In our study, we observed a significantly lower abundance of PE in the H14A7-etoh adapted strain compared to H14A7; this may be an adaptive response to ethanol stress. PE is known to play a role in the regulation of membrane fluidity [92], and membranes containing PE have been demonstrated to be less fluid than those containing PC alone, possibly because PE increases lipid packing [93].

The Laurdan experiments suggested that the membranes of H14A7-etoh were more fluid compared to those of H14A7; this is consistent with the TLC data and a decrease of PE, which was expected to result in an increase in membrane fluidity. A study by Chi and Arneborg [89] compared two yeast strains with different abilities to tolerate ethanol, and found that the more tolerant strain contained a greater proportion of PC and a lower proportion of PE. Another study demonstrated increased mass fractions of PC and less PE in recycled yeast exposed to fermentation stress compared to non-stressed starter yeast cultures [94].

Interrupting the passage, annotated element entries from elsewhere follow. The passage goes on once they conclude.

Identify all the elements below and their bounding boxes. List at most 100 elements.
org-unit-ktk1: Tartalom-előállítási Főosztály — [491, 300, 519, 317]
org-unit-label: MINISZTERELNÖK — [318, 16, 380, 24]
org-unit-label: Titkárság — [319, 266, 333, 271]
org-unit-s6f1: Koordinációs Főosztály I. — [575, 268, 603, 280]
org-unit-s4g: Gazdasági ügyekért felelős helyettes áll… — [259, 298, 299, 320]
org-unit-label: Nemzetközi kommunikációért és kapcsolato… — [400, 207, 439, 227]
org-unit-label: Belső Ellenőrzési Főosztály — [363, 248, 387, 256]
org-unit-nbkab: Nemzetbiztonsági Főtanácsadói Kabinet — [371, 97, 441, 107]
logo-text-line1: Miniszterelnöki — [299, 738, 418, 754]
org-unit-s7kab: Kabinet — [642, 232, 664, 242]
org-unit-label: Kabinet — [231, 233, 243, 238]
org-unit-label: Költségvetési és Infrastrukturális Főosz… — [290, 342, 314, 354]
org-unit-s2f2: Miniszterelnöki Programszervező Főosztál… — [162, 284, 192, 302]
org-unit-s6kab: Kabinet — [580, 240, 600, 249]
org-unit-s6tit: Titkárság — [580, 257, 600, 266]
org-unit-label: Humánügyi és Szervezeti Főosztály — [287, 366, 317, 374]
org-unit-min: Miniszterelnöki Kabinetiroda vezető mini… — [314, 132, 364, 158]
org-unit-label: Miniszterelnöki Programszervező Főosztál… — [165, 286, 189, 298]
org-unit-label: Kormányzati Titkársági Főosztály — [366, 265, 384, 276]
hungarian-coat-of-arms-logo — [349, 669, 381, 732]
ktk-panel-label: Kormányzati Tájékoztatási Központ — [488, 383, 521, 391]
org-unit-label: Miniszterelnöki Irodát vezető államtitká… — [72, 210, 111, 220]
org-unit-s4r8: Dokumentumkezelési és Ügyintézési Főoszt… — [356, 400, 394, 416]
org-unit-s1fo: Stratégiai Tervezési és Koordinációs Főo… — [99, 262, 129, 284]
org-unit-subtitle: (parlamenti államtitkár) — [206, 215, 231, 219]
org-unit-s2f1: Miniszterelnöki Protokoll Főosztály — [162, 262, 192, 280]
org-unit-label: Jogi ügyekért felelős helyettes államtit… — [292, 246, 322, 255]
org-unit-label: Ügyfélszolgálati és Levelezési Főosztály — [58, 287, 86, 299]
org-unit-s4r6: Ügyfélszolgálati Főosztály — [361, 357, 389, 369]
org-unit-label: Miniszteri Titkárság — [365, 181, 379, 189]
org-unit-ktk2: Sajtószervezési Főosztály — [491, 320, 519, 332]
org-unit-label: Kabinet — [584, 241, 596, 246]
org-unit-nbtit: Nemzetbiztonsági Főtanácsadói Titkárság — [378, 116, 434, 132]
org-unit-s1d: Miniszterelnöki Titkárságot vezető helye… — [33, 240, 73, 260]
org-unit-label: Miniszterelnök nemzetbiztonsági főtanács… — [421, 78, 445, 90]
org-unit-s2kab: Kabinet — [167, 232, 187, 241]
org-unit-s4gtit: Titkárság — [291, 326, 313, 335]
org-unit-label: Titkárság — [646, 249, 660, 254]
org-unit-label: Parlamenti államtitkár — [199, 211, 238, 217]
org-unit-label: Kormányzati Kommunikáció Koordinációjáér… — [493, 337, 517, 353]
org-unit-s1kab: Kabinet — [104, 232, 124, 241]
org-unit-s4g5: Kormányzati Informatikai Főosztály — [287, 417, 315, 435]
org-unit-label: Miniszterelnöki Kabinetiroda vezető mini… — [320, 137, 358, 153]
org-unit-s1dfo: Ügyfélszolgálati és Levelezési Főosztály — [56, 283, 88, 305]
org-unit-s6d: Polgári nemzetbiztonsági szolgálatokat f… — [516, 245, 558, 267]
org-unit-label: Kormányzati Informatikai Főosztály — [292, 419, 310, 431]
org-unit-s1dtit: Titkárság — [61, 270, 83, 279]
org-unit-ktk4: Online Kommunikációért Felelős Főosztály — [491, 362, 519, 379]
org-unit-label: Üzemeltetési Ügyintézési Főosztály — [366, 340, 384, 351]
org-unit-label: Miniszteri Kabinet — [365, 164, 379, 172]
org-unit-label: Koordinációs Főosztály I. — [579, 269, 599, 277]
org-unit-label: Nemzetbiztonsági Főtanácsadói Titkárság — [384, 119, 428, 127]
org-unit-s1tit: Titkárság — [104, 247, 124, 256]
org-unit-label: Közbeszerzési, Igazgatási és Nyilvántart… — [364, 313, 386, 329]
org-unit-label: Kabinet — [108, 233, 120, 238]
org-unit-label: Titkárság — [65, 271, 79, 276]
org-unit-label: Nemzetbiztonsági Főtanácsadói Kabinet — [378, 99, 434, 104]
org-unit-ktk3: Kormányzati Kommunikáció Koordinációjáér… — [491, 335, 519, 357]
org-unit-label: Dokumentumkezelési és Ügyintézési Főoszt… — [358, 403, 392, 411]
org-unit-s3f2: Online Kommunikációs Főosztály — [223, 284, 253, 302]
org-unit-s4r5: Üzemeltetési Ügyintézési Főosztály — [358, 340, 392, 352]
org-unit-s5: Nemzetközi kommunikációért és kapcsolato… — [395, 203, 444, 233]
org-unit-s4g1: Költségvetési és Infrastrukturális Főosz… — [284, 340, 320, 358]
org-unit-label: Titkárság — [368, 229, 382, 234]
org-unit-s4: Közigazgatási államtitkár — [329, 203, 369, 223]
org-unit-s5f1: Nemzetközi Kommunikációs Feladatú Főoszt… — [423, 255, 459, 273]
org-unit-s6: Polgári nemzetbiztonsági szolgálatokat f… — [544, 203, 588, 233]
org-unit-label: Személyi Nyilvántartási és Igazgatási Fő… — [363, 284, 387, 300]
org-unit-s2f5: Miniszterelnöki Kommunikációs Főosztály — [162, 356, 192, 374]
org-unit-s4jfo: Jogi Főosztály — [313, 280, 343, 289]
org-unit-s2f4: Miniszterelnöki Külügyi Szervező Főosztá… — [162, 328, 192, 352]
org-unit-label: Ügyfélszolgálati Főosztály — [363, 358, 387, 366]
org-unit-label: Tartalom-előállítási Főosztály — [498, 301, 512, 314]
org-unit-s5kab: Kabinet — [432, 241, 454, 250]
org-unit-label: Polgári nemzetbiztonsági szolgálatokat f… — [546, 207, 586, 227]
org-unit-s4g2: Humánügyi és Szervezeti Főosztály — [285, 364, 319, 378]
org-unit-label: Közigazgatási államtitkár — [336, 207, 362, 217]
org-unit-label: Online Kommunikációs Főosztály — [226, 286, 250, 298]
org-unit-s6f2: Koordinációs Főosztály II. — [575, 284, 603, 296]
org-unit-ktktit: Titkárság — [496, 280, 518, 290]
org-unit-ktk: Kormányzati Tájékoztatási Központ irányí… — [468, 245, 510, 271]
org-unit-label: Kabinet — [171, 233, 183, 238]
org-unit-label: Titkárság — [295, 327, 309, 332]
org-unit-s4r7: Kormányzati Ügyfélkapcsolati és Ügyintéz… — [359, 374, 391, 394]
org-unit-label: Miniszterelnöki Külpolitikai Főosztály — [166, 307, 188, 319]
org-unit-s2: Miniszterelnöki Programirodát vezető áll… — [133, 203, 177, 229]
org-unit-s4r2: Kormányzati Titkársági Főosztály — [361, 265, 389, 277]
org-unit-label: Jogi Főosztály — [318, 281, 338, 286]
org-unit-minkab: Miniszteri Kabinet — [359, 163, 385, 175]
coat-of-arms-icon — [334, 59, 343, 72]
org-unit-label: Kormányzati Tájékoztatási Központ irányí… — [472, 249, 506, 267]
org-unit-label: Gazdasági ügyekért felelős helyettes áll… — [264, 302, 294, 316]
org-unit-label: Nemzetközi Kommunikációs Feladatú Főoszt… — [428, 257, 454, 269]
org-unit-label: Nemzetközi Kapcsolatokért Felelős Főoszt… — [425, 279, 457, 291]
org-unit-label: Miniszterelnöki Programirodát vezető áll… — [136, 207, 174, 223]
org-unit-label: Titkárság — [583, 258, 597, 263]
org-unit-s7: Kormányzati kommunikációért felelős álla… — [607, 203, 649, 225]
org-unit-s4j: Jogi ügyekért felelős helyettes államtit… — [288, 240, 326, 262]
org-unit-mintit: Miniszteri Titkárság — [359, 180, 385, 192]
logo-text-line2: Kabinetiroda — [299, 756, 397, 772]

These results are consistent with our findings, suggesting one possible conserved mechanism of increasing membrane tolerance to ethanol. Reported membrane changes upon ethanol production/exposure remain conflicting [52]. This is probably due to differences in the experimental conditions. Yeasts are known to incorporate exogenous polyunsaturated fatty acids [95, 96], and this can be influenced by the composition of the growth media. In addition, there may be multiple alternative cellular strategies for mitigating ethanol tolerance. Due to the sampling in our experiments, we are likely looking at the ‘basal’ membrane condition before significant ethanol challenge and further remodelling may occur with increased ethanol concentrations.

Overall, our results show that when an S. uvarum × S. cerevisiae strain is adapted under a medium which mimics wine pressures during fermentation – ethanol and sulfites – its genome is unstable and shows different genomic changes that have an effect on its phenotype. Both subgenomes adapt differently to this medium, and the characteristic that was improved was the sulfite tolerance. The way to improve sulfite tolerance was based on the duplication of S. uvarum chromosome VII–XVI, which has an impact on gene expression of this entire chromosome. Ethanol tolerance seems to be improved too, and we hypothesize that S. cerevisiae chromosome III duplication is the cause of this improvement. Membrane fluidity of the adapted hybrid is increased and this seems a potential mechanism by which the ethanol tolerance is higher for H14A7-etoh. A trade-off is present in this adapted hybrid, as its speed to ferment sugars is reduced.